Dacetini, Formicidae, Hymenoptera, Insecta, Arthropoda, Animalia
Additional images: worker, dorsal view (small, large).
Costa Rica: Atlantic lowlands.
Flagellum of antenna enlarged and thickened compared to most other Pyramica species; antenna appearing 4-segmented (segments 3-5 fused into a single cylindrical structure, with suture lines between the original segments barely visible); body generally covered with short, spatulate, fully appressed setae; erect setae almost completely absent, and in particular none of the common sensory setae found on most other species (none on leading edge of scape, side of head, scrobal apex, pronotal humeri, tibiae, gastral dorsum).
Members of the genus are all predaceous, with a static pressure mode of attack (Bolton 1999, 2000).
This species is known from a single worker. It was collected from a Winkler sample of sifted leaf litter from the forest floor. It was in one of the samples from Conservation International's TEAM project (AMI-2-W-076-01). It was from a sampling plot that is just beyond the south border of La Selva, near the trail to Magsasay.
Given the intensive litter sampling that has been carried out in the La Selva area for over a decade, this species is either very rare or of specialized nesting habits.

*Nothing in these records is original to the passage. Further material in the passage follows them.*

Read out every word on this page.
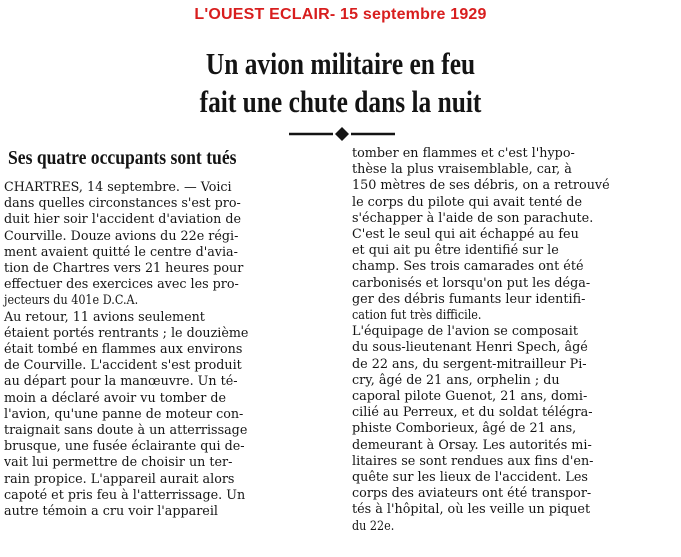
L'OUEST ECLAIR- 15 septembre 1929
Un avion militaire en feu
fait une chute dans la nuit
Ses quatre occupants sont tués
CHARTRES, 14 septembre. — Voici
dans quelles circonstances s'est pro-
duit hier soir l'accident d'aviation de
Courville. Douze avions du 22e régi-
ment avaient quitté le centre d'avia-
tion de Chartres vers 21 heures pour
effectuer des exercices avec les pro-
jecteurs du 401e D.C.A.
Au retour, 11 avions seulement
étaient portés rentrants ; le douzième
était tombé en flammes aux environs
de Courville. L'accident s'est produit
au départ pour la manœuvre. Un té-
moin a déclaré avoir vu tomber de
l'avion, qu'une panne de moteur con-
traignait sans doute à un atterrissage
brusque, une fusée éclairante qui de-
vait lui permettre de choisir un ter-
rain propice. L'appareil aurait alors
capoté et pris feu à l'atterrissage. Un
autre témoin a cru voir l'appareil
tomber en flammes et c'est l'hypo-
thèse la plus vraisemblable, car, à
150 mètres de ses débris, on a retrouvé
le corps du pilote qui avait tenté de
s'échapper à l'aide de son parachute.
C'est le seul qui ait échappé au feu
et qui ait pu être identifié sur le
champ. Ses trois camarades ont été
carbonisés et lorsqu'on put les déga-
ger des débris fumants leur identifi-
cation fut très difficile.
L'équipage de l'avion se composait
du sous-lieutenant Henri Spech, âgé
de 22 ans, du sergent-mitrailleur Pi-
cry, âgé de 21 ans, orphelin ; du
caporal pilote Guenot, 21 ans, domi-
cilié au Perreux, et du soldat télégra-
phiste Comborieux, âgé de 21 ans,
demeurant à Orsay. Les autorités mi-
litaires se sont rendues aux fins d'en-
quête sur les lieux de l'accident. Les
corps des aviateurs ont été transpor-
tés à l'hôpital, où les veille un piquet
du 22e.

This specimen is definitely a new species. Its closest relative is probably P. minuscula from southern Brazil (another species known from a single specimen).
Bolton, B. 1999. Ant genera of the tribe Dacetonini (Hymenoptera: Formicidae). J. Nat. Hist. 33:1639-1689.
Bolton, B. 2000. The ant tribe Dacetini, with a revision of the Strumigenys species of the Malagasy Region by Brian L. Fisher, and a revision of the Austral epopostrumiform genera by Steven O. Shattuck. Memoirs of the American Entomological Institute 65:1-1028.